I carabinieri arrestano a Prato narcotrafficante colombiano: era membro di una organizzazione internazionale

L'uomo deve scontare una pena residua di due anni e otto mesi di reclusione ed è stato portato in carcere. Fu coinvolto in un'inchiesta della guardia di finanza che consentì di sequestrare 54 kg di cocaina
I carabinieri arrestano a Prato narcotrafficante colombiano: era membro di una organizzazione internazionale
Si nascondeva a Prato un narcotrafficante colombiano di droga.  Jorge Eliecer Cardena Bermudez è stato arrestato dai militari della Stazione carabinieri di Prato giovedì 11 ottobre in esecuzione di un provvedimento della Corte di Appello di Firenze. L'uomo  deve scontare la pena residua di due anni, otto mesi e dodici giorni di reclusione, che gli è stata inflitta dopo essere stato condannato per traffico internazionale di stupefacenti. 
Il colombiano fu coinvolto nell’operazione Mexcal, con la quale la guardia di finanza riuscì a smantellare una nascente organizzazione criminale multietnica, che aveva la sua base operativa nella provincia di Pisa. L'inchiesta riguardava 12 persone di origine italiana e colombiana, accusate, a vario titolo, di associazione per delinquere finalizzata al traffico internazionale di sostanza stupefacente. I personaggi coinvolti erano imprenditori pisani, cittadini colombiani e pregiudicati appartenenti alla 'Mala del Brenta'. Furono sequestrati 54 Kg di cocaina per un valore di mercato di 10 milioni di euro che veniva fatta arrivare dalla Colombia, per poi essere smerciata sul mercato italiano, destinata ad essere immessa quasi interamente in Toscana, ed in piccola parte, in altre Regioni del nord e centro Italia.
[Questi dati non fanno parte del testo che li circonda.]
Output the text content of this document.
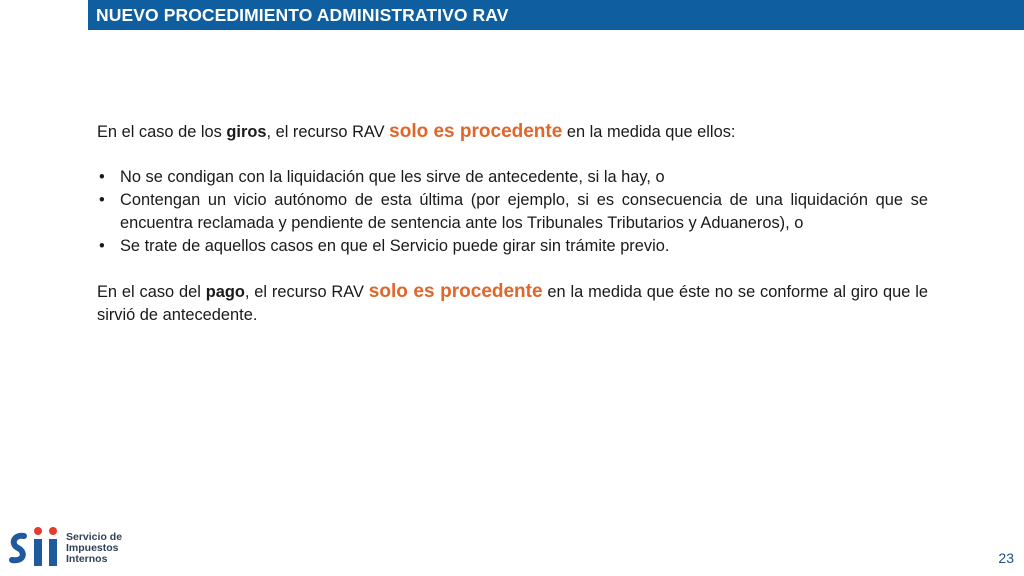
NUEVO PROCEDIMIENTO ADMINISTRATIVO RAV

En el caso de los giros, el recurso RAV solo es procedente en la medida que ellos:

• No se condigan con la liquidación que les sirve de antecedente, si la hay, o
• Contengan un vicio autónomo de esta última (por ejemplo, si es consecuencia de una liquidación que se encuentra reclamada y pendiente de sentencia ante los Tribunales Tributarios y Aduaneros), o
• Se trate de aquellos casos en que el Servicio puede girar sin trámite previo.

En el caso del pago, el recurso RAV solo es procedente en la medida que éste no se conforme al giro que le sirvió de antecedente.

Sii
Servicio de
Impuestos
Internos	23
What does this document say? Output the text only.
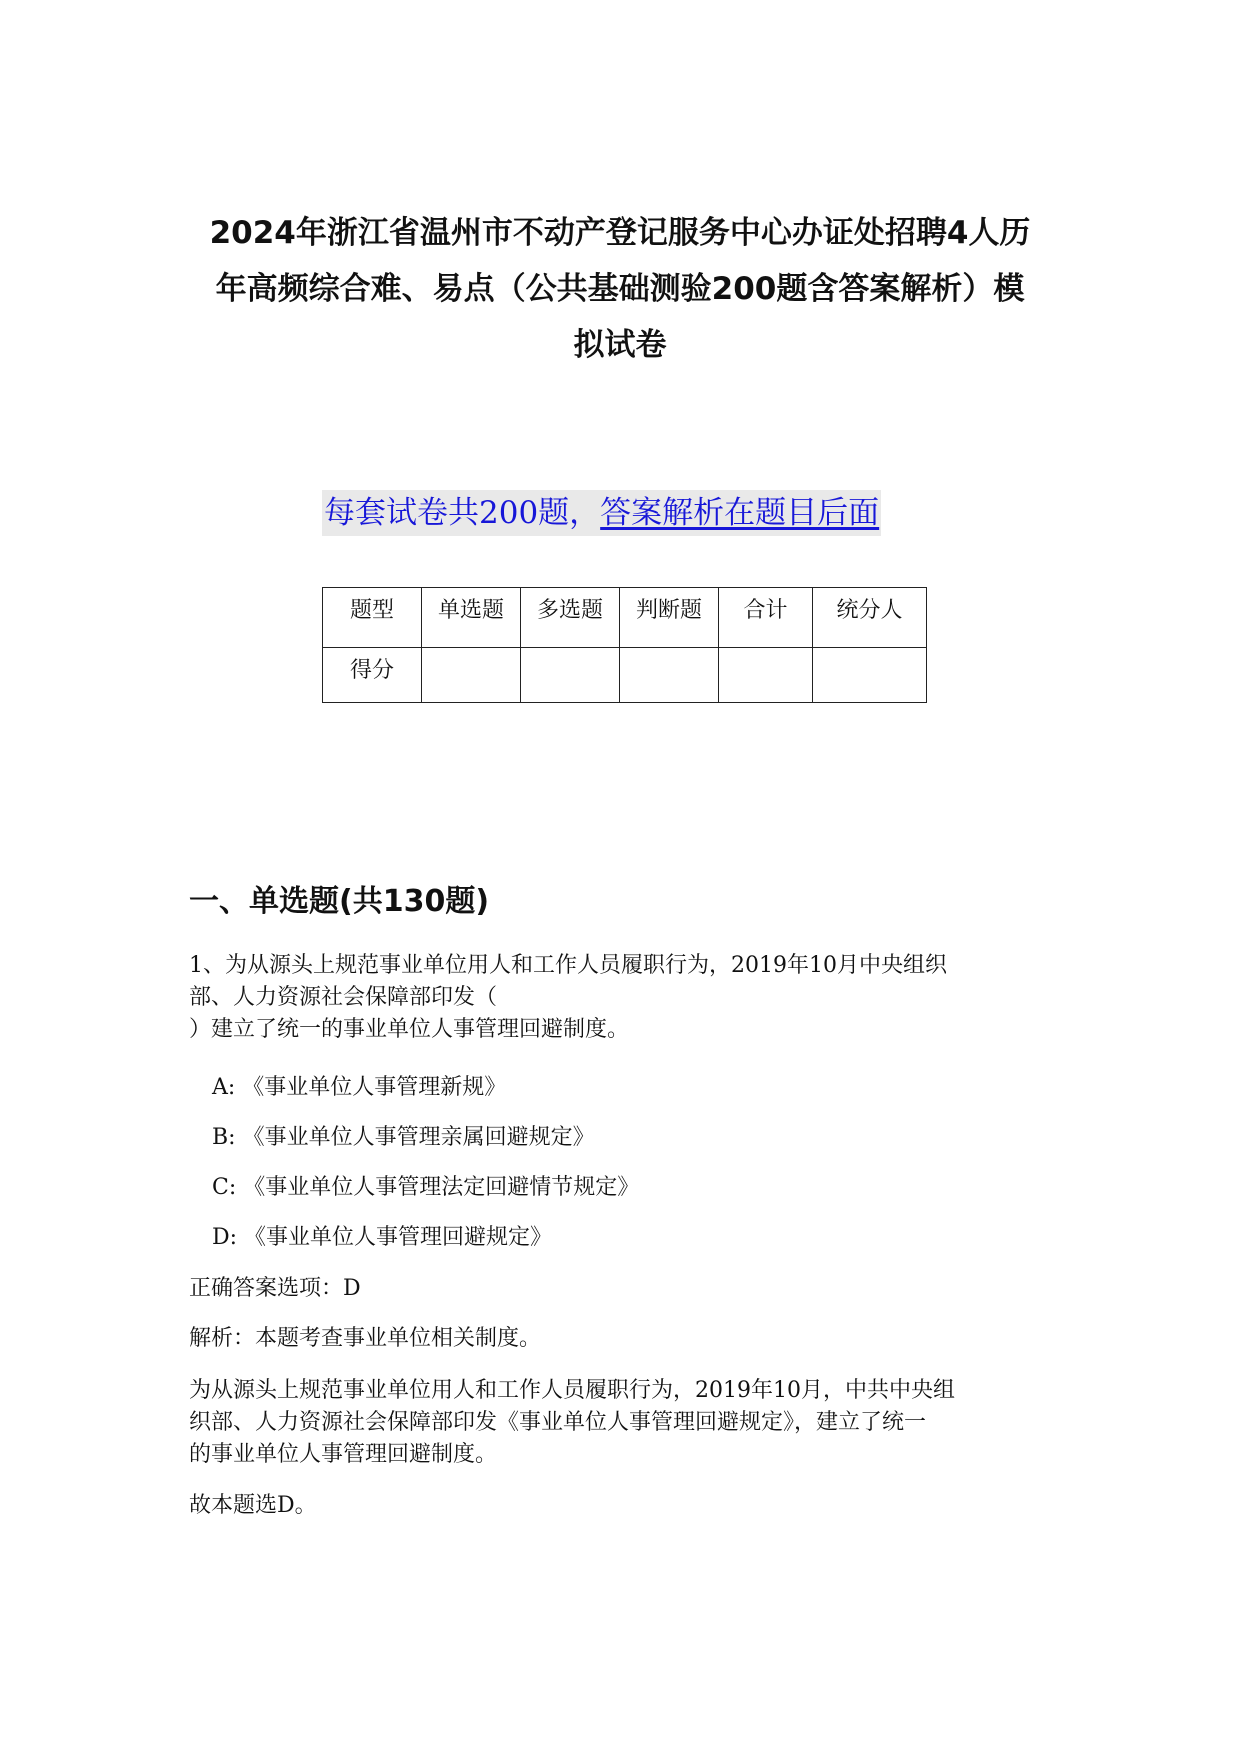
2024年浙江省温州市不动产登记服务中心办证处招聘4人历
年高频综合难、易点（公共基础测验200题含答案解析）模
拟试卷
每套试卷共200题，答案解析在题目后面
题型	单选题	多选题	判断题	合计	统分人
得分					
一、单选题(共130题)

1、为从源头上规范事业单位用人和工作人员履职行为，2019年10月中央组织
部、人力资源社会保障部印发（
）建立了统一的事业单位人事管理回避制度。

A: 《事业单位人事管理新规》
B: 《事业单位人事管理亲属回避规定》
C: 《事业单位人事管理法定回避情节规定》
D: 《事业单位人事管理回避规定》
正确答案选项：D
解析：本题考查事业单位相关制度。

为从源头上规范事业单位用人和工作人员履职行为，2019年10月，中共中央组
织部、人力资源社会保障部印发《事业单位人事管理回避规定》，建立了统一
的事业单位人事管理回避制度。

故本题选D。
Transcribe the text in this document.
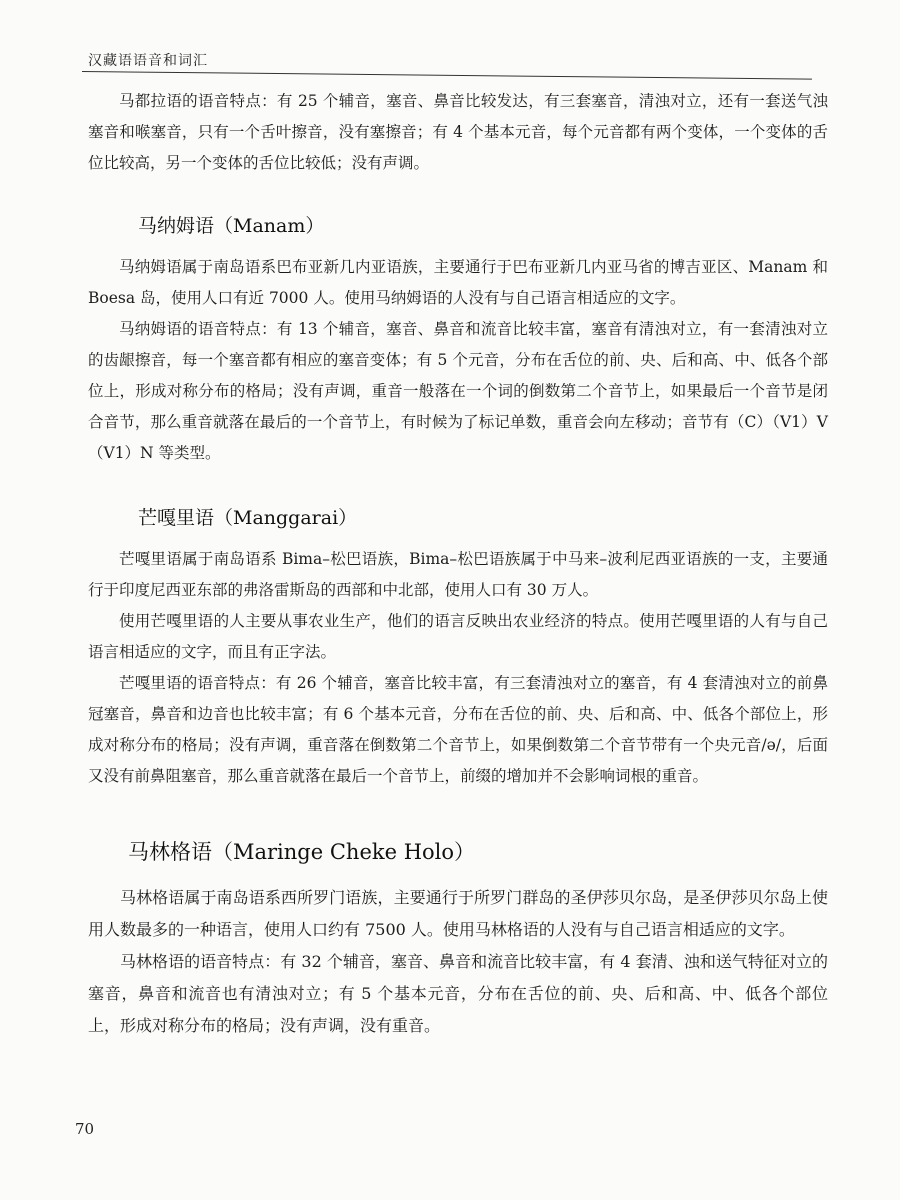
汉藏语语音和词汇

马都拉语的语音特点：有 25 个辅音，塞音、鼻音比较发达，有三套塞音，清浊对立，还有一套送气浊塞音和喉塞音，只有一个舌叶擦音，没有塞擦音；有 4 个基本元音，每个元音都有两个变体，一个变体的舌位比较高，另一个变体的舌位比较低；没有声调。

马纳姆语（Manam）

马纳姆语属于南岛语系巴布亚新几内亚语族，主要通行于巴布亚新几内亚马省的博吉亚区、Manam 和 Boesa 岛，使用人口有近 7000 人。使用马纳姆语的人没有与自己语言相适应的文字。

马纳姆语的语音特点：有 13 个辅音，塞音、鼻音和流音比较丰富，塞音有清浊对立，有一套清浊对立的齿龈擦音，每一个塞音都有相应的塞音变体；有 5 个元音，分布在舌位的前、央、后和高、中、低各个部位上，形成对称分布的格局；没有声调，重音一般落在一个词的倒数第二个音节上，如果最后一个音节是闭合音节，那么重音就落在最后的一个音节上，有时候为了标记单数，重音会向左移动；音节有（C）（V1）V（V1）N 等类型。

芒嘎里语（Manggarai）

芒嘎里语属于南岛语系 Bima–松巴语族，Bima–松巴语族属于中马来–波利尼西亚语族的一支，主要通行于印度尼西亚东部的弗洛雷斯岛的西部和中北部，使用人口有 30 万人。

使用芒嘎里语的人主要从事农业生产，他们的语言反映出农业经济的特点。使用芒嘎里语的人有与自己语言相适应的文字，而且有正字法。

芒嘎里语的语音特点：有 26 个辅音，塞音比较丰富，有三套清浊对立的塞音，有 4 套清浊对立的前鼻冠塞音，鼻音和边音也比较丰富；有 6 个基本元音，分布在舌位的前、央、后和高、中、低各个部位上，形成对称分布的格局；没有声调，重音落在倒数第二个音节上，如果倒数第二个音节带有一个央元音/ə/，后面又没有前鼻阻塞音，那么重音就落在最后一个音节上，前缀的增加并不会影响词根的重音。

马林格语（Maringe Cheke Holo）

马林格语属于南岛语系西所罗门语族，主要通行于所罗门群岛的圣伊莎贝尔岛，是圣伊莎贝尔岛上使用人数最多的一种语言，使用人口约有 7500 人。使用马林格语的人没有与自己语言相适应的文字。

马林格语的语音特点：有 32 个辅音，塞音、鼻音和流音比较丰富，有 4 套清、浊和送气特征对立的塞音，鼻音和流音也有清浊对立；有 5 个基本元音，分布在舌位的前、央、后和高、中、低各个部位上，形成对称分布的格局；没有声调，没有重音。

70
La droga veniva occultata all’interno di container dietro appositi carichi di copertura. 
L'organizzazione era composta da tre gruppi. Il primo era composto da cittadini italiani, imprenditori del settore della lavorazione delle pelli e del trasporto di merci, stanziati nelle province di Pisa e Firenze. Questi, schiacciati dalla crisi economica, avevano pensato di risollevare le sorti delle proprie aziende investendo nel traffico internazionale di sostanze stupefacenti andando a reperire le risorse finanziarie per l’acquisto della droga.Il secondo gruppo era formato da cittadini italiani, pluripregiudicati già appartenenti alla 'Mala del Brenta'. Questo secondo gruppo era stanziato nella provincia di Ferrara, e aveva instaurato e sviluppato i rapporti con un'organizzazione di narcotrafficanti colombiani, per organizzare ingenti importazioni di droga. L'ultima cellula criminale si trovava infine in Colombia e gestiva direttamente la vendita e la spedizione dello stupefacente dal Sud-America.
 
 
Edizioni locali collegate:  Prato

Data della notizia:  13.10.2018 h 10:18

 
  • Share
  •  
 
 
 
comments powered by Disqus
 

Digitare almeno 3 caratteri.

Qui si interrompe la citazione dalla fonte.